A apresentação da lista carrega ares simbólicos visando apoiar, com o selo de qualidade de Cannes, seus títulos na próxima distribuição em salas de cinema e nos festivais que conseguirem se viabilizar neste segundo semestre, abrindo hipoteticamente a temporada o prometido Festival de Veneza do início de setembro. É uma forma de defesa da magia do espetáculo cinematográfico coletivo, frisou o delegado geral. “Se se quer a mitologia dos filmes daqui a trinta anos, cumpre plantá-la agora”, afirmou Frémaux.
Se a priori parece algo desnatado o conjunto da Seleção Oficial 2020, seria injusto cobrar de um processo de escolha naturalmente prejudicado pela excepcional renúncia à participação no principal evento fílmico do mundo de produções que optaram por tentar vagas nos eventos que se confirmarem nos próximos meses ou por preservar o ineditismo até Cannes 2021. É o caso de dois participantes assíduos da Croisette como o holandês Paul Verhoeven, com seu “Benedetta”, e o francês Leos Carax, com “Annette”.
A relação reparte os selecionados entre “Fiéis” (14 filmes), “Novos Participantes” (14), “Estreantes” (16, um recorde), “Documentários” (3), “Animações” (4) e “Comédias” (5), estas todas francesas, além de um filme de episódios (Septeto, A Estória de Hong Kong). No primeiro grupo, destacam-se o duplo retorno do britânico Steve McQueen (12 Anos de Escravidão), com “Lover’s Rock” e “Mangrove”, Wes Anderson com o provável filme de abertura, “The French Dispatch”, o francês François Ozon, com “Verão 85”, o dinamarquês Thomas Vinterbeg, com “Druk”, e uma reforçada representação asiática, um ano após a Palma de Ouro do sul-coreano “Parasita”, com os japoneses Naomi Kawase (Mães Verdadeiras) e Kôji Fukada (The Real Thing) ao lado dos sul-coreanos Im Sang-Soo (Céu) e Yeon Sang-Ho (Península).

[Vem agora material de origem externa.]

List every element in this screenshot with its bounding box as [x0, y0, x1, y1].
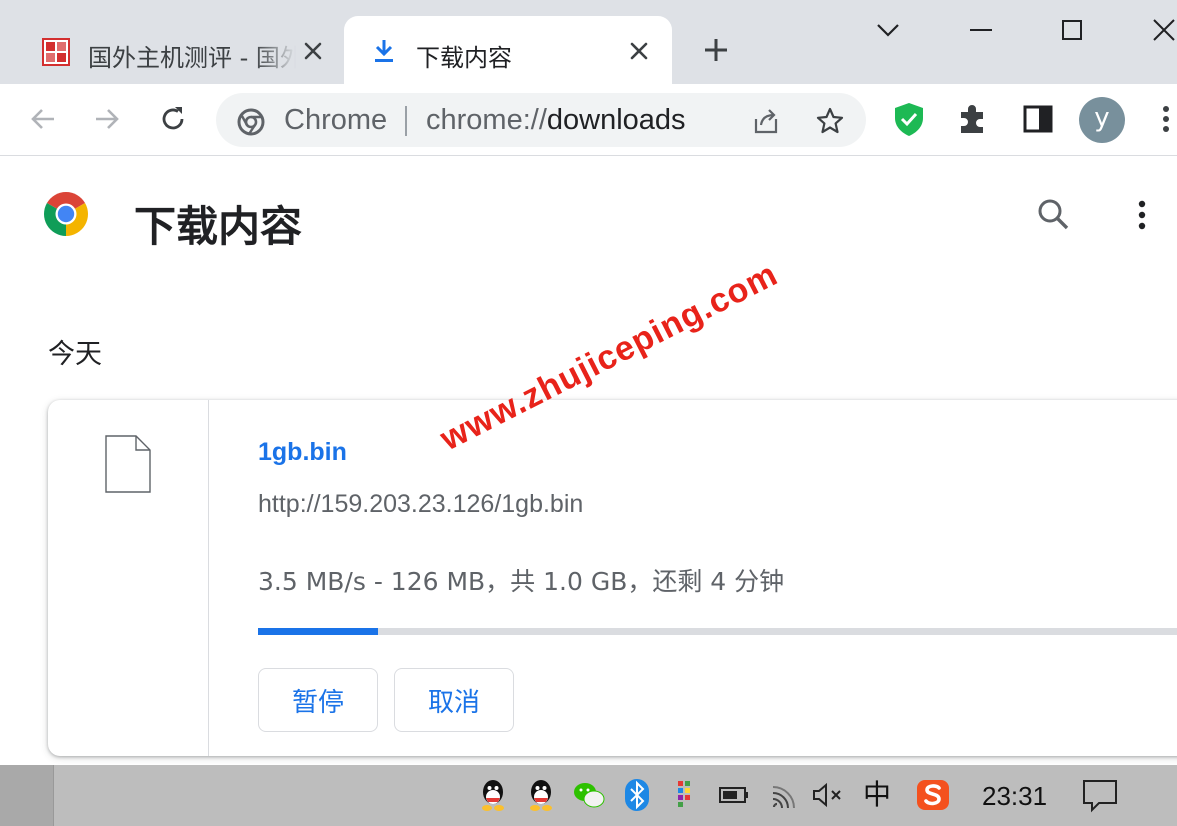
- sogou-icon[interactable]: [916, 777, 950, 813]
- maximize-button[interactable]: [1054, 12, 1090, 48]
- ime-indicator[interactable]: 中: [860, 777, 894, 813]
- divider: [405, 106, 407, 136]
- window-close-button[interactable]: [1146, 12, 1177, 48]
- tab-search-chevron-down-icon[interactable]: [870, 12, 906, 48]
- file-icon: [105, 435, 151, 493]
- bluetooth-icon[interactable]: [620, 777, 654, 813]
- tab-downloads[interactable]: 下载内容: [344, 16, 672, 84]
- progress-bar-fill: [258, 628, 378, 635]
- back-arrow-icon[interactable]: [26, 102, 60, 136]
- shield-check-icon[interactable]: [891, 100, 927, 138]
- file-icon-column: [48, 400, 209, 756]
- search-icon[interactable]: [1034, 195, 1074, 235]
- more-actions-icon[interactable]: [1124, 195, 1160, 235]
- start-button[interactable]: [0, 765, 54, 826]
- avatar[interactable]: y: [1079, 97, 1125, 143]
- close-icon[interactable]: [300, 38, 326, 64]
- browser-toolbar: Chrome chrome://downloads y: [0, 84, 1177, 156]
- download-status: 3.5 MB/s - 126 MB，共 1.0 GB，还剩 4 分钟: [258, 567, 785, 596]
- notification-center-icon[interactable]: [1080, 777, 1120, 815]
- cancel-button[interactable]: 取消: [394, 668, 514, 732]
- system-clock[interactable]: 23:31: [982, 781, 1047, 812]
- bookmark-star-icon[interactable]: [814, 105, 846, 137]
- side-panel-icon[interactable]: [1020, 100, 1056, 138]
- app-grid-icon[interactable]: [668, 777, 702, 813]
- qq-icon[interactable]: [524, 777, 558, 813]
- url-scheme: chrome://: [426, 104, 547, 136]
- forward-arrow-icon[interactable]: [90, 102, 124, 136]
- date-group-label: 今天: [48, 339, 102, 370]
- tab-title: 下载内容: [416, 44, 512, 72]
- share-icon[interactable]: [750, 105, 782, 137]
- reload-icon[interactable]: [156, 102, 190, 136]
- minimize-button[interactable]: [963, 12, 999, 48]
- tab-strip: 国外主机测评 - 国外 下载内容: [0, 0, 1177, 84]
- tab-title: 国外主机测评 - 国外: [88, 44, 296, 72]
- pause-button[interactable]: 暂停: [258, 668, 378, 732]
- chrome-site-icon: [237, 108, 265, 136]
- battery-icon[interactable]: [717, 777, 751, 813]
- source-url-link[interactable]: http://159.203.23.126/1gb.bin: [258, 490, 583, 519]
- page-title: 下载内容: [134, 202, 303, 251]
- close-icon[interactable]: [626, 38, 652, 64]
- address-bar[interactable]: Chrome chrome://downloads: [216, 93, 866, 147]
- kebab-menu-icon[interactable]: [1150, 100, 1177, 138]
- site-favicon-icon: [42, 38, 70, 66]
- url-text[interactable]: chrome://downloads: [426, 104, 686, 137]
- site-chip-label: Chrome: [284, 104, 388, 136]
- file-name-link[interactable]: 1gb.bin: [258, 438, 347, 467]
- tab-zhujiceping[interactable]: 国外主机测评 - 国外: [0, 16, 340, 84]
- chrome-logo-icon: [44, 192, 88, 236]
- volume-muted-icon[interactable]: [810, 777, 844, 813]
- new-tab-button[interactable]: [700, 34, 732, 66]
- download-item-card: 1gb.bin http://159.203.23.126/1gb.bin 3.…: [48, 400, 1177, 756]
- qq-icon[interactable]: [476, 777, 510, 813]
- downloads-header: 下载内容: [0, 157, 1177, 273]
- taskbar: 中 23:31: [0, 765, 1177, 826]
- extensions-puzzle-icon[interactable]: [955, 100, 991, 138]
- progress-bar: [258, 628, 1177, 635]
- wifi-icon[interactable]: [768, 777, 802, 813]
- download-icon: [375, 40, 393, 62]
- wechat-icon[interactable]: [572, 777, 606, 813]
- url-host: downloads: [546, 104, 686, 136]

A restrita brigada de documentaristas é formada pelo congolês Dieudo Hamadi (A Caminho do Bilhão), os americanos Gregory Kershaw e Michael Dweck (Caçadores de Trufas) e o francês Xavier de Lauzanne (9 Dias em Raqqa). Também a sexta edição do Olho de Ouro, a Palma não-ficcional paralela, fica assim transferida para a próxima edição. Até lá, solitários mas solidários, cumpre ecoar a lembrança de Fellini em seu centenário no fecho do texto de Frémaux: “Viva Il Cinema”!